Some people go, “oh!” And some people say, “wait, the Colombian coffee merchant?” and some people say, “oh my god, he *did?*” People always say something.

And then *you* say, “he did, he was assassinated. Someone from a drug cartel shot him with a golf gun. Bizarre story.”

And you leave it there.

And if someone presses further, perhaps mention how terrible it must be to get shot by a golf gun.

And you’ll eventually be asked, “what’s a golf gun?”

To which you say, “don’t know, but it sure made a hole in Juan!”

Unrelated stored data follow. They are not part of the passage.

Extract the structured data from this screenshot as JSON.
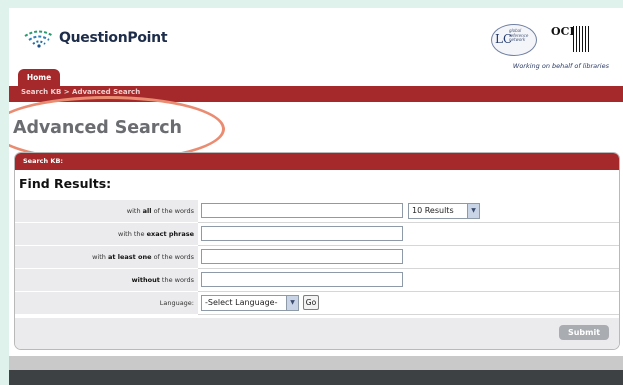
{
  "header": {
    "logo_text": "QuestionPoint",
    "lc_badge": {
      "letters": "LC",
      "sub_text": "global reference network"
    },
    "oclc_logo": "OCLC",
    "tagline": "Working on behalf of libraries"
  },
  "nav": {
    "home_tab": "Home",
    "breadcrumb": "Search KB > Advanced Search"
  },
  "page_title": "Advanced Search",
  "panel": {
    "header": "Search KB:",
    "find_results": "Find Results:",
    "rows": [
      {
        "label_pre": "with ",
        "label_bold": "all",
        "label_post": " of the words",
        "value": ""
      },
      {
        "label_pre": "with the ",
        "label_bold": "exact phrase",
        "label_post": "",
        "value": ""
      },
      {
        "label_pre": "with ",
        "label_bold": "at least one",
        "label_post": " of the words",
        "value": ""
      },
      {
        "label_pre": "",
        "label_bold": "without",
        "label_post": " the words",
        "value": ""
      }
    ],
    "results_select": "10 Results",
    "language_label": "Language:",
    "language_select": "-Select Language-",
    "go_button": "Go",
    "submit_button": "Submit"
  },
  "colors": {
    "accent_red": "#a5292a",
    "highlight": "#ea8c72",
    "page_bg": "#dff3ec",
    "footer_dark": "#3e4144"
  },
  "icons": {
    "dropdown_arrow": "chevron-down-icon",
    "logo_mark": "questionpoint-logo-icon"
  }
}
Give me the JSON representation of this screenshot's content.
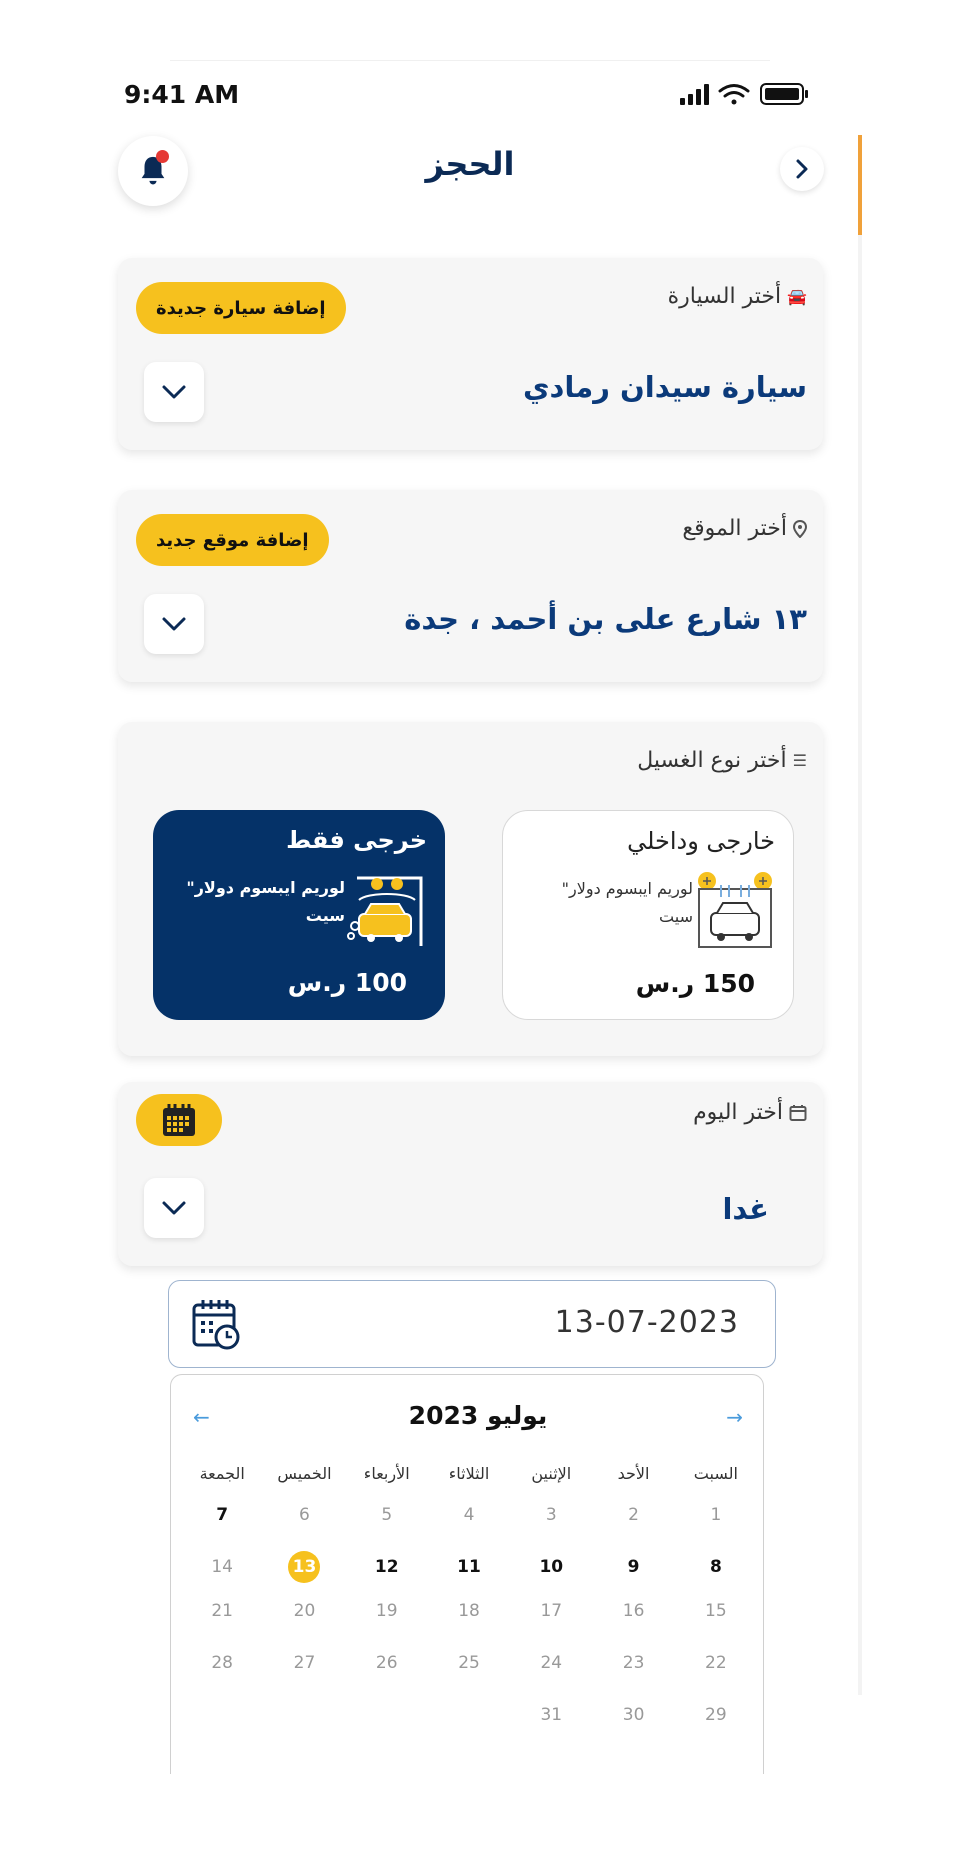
{
  "status_bar": {
    "time": "9:41 AM"
  },
  "header": {
    "title": "الحجز"
  },
  "car": {
    "label": "أختر السيارة",
    "add_label": "إضافة سيارة جديدة",
    "value": "سيارة سيدان رمادي"
  },
  "location": {
    "label": "أختر الموقع",
    "add_label": "إضافة موقع جديد",
    "value": "١٣ شارع على بن أحمد ، جدة"
  },
  "wash_type": {
    "label": "أختر نوع الغسيل",
    "options": [
      {
        "title": "خارجى  وداخلي",
        "desc": "لوريم ايبسوم دولار\" سيت",
        "price": "150 ر.س",
        "selected": false
      },
      {
        "title": "خرجى فقط",
        "desc": "لوريم ايبسوم دولار\" سيت",
        "price": "100 ر.س",
        "selected": true
      }
    ]
  },
  "day": {
    "label": "أختر اليوم",
    "value": "غدا"
  },
  "date_field": {
    "value": "13-07-2023"
  },
  "calendar": {
    "month": "يوليو",
    "year": "2023",
    "weekdays": [
      "السبت",
      "الأحد",
      "الإثنين",
      "الثلاثاء",
      "الأربعاء",
      "الخميس",
      "الجمعة"
    ],
    "weeks": [
      [
        "1",
        "2",
        "3",
        "4",
        "5",
        "6",
        "7"
      ],
      [
        "8",
        "9",
        "10",
        "11",
        "12",
        "13",
        "14"
      ],
      [
        "15",
        "16",
        "17",
        "18",
        "19",
        "20",
        "21"
      ],
      [
        "22",
        "23",
        "24",
        "25",
        "26",
        "27",
        "28"
      ],
      [
        "29",
        "30",
        "31",
        "",
        "",
        "",
        ""
      ]
    ],
    "selected_day": "13"
  },
  "colors": {
    "primary": "#053268",
    "accent": "#f6c11e",
    "notification": "#e53935"
  }
}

How will Donald Trump deport 12 million illegal immigrants?
– Juan by juan.

How many Mexicans does it take to change a light bulb?
– Just Juan.

I watched a singles match between two Mexican fighters the other day
– It was Juan-on-Juan

The Mayor of San Juan was panicking
A reporter asked her what was wrong…
“Not only do I have to deal with the horrible conditions in my city after Maria, but now we have to prepare for another visit from a big ugly bag of wind.”
“You mean there’s another hurricane headed our way?”
“No, President Trump might fly over.”

Did you hear about the Mexican that got stabbed on a golf course?
– I guess someone made a hole in Juan.

Did you hear about the drunk Mexican?
– He had Juan too many drinks.

Did you hear about the Spanish Star Wars spin-off?
– It’s about the chosen Juan.

I hate tacos!
Said no Juan ever.

How many Mexicans does it take to mow the lawn?
– Only Juan.

Knock, knock!
Who’s there?
Juan.
Juan who?
Juan to hear any more knock knock jokes?